La lotta dei cristiani LGBT al guado di Jabbok (Genesi 32,22-32)
Testo tratto dal Bollettino de Il Guado del dicembre 1982, pag.2
Il guado richiama anzitutto un pagina biblica: la cosiddetta “Lotta di Giacobbe con l’angelo” sulla riva dallo Jabbok (Gen. 32,22-32). Dopo aver fatto passare al di là del torrente mogli, schiave, figli e tutto quanto possedeva, Giacobbe resta solo e al calar dalla notte è aggredito da un “uomo che si avvinghiò a lui fino allo spuntare dell’alba”.
Giacobbe si difende da quello che sente come un nemico, ma poi, paradossalmente, accorgendosi che si tratta di un essere superiore in cui è presente la divinità, gli dice “Non ti lascerò se prima non mi darai la tua benedizione“. Gli chiede cioè di dargli tutto quanto ha di buono, potremmo quasi dire che gli chiede di volergli bene, e insieme gli rivela il proprio nome, che è come dire che gli si affida, gli si consegna.
Non è difficile riconoscere qui la traccia e il senso di tante nostre storie.
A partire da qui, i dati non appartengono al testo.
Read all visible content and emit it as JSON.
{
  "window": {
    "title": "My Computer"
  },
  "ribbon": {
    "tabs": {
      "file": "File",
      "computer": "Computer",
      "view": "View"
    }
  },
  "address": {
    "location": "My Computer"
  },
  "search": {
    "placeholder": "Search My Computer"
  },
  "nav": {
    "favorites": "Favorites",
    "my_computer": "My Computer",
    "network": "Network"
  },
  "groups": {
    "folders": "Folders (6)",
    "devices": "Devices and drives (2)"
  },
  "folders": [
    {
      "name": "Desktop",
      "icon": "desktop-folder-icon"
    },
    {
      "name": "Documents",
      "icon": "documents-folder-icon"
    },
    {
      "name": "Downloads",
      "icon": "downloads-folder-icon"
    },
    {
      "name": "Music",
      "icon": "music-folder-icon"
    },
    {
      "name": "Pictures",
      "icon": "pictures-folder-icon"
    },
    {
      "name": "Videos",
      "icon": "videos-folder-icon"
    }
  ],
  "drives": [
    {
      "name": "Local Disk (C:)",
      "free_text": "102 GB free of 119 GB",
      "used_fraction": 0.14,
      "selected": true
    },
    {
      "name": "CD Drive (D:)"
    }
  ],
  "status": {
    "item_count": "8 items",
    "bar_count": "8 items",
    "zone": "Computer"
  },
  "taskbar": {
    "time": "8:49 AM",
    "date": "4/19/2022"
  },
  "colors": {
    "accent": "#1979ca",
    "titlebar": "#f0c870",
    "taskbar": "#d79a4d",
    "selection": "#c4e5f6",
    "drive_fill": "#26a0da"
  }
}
L’entrata improvvisa e violenta nel nostro paesaggio di solitudine di qualcuno da cui speriamo di ottenere la risposta al nostro bisogno profondo di amicizia, la “benedizione” che possa aiutarci a vincere l’isolamento o l’insignificanza, una presenza che in certo modo ci aggredisce contro cui lottiamo, perché se da una parte promette dall’altra chiode e può esigere quello che non vogliamo dare, la dialettica continue tra l’istinto di soverchiare l’altro o quello di abbandonarvisi, l’intuizione che in ogni forma di amore si fa in qualche modo l’esperienza della divinità o del bisogno di assoluto, che è quello che cerchiamo è alla fino Dio stesso: tutto questo noi lo ritroviamo nella storia di Giacobbe al guado di Jabbok.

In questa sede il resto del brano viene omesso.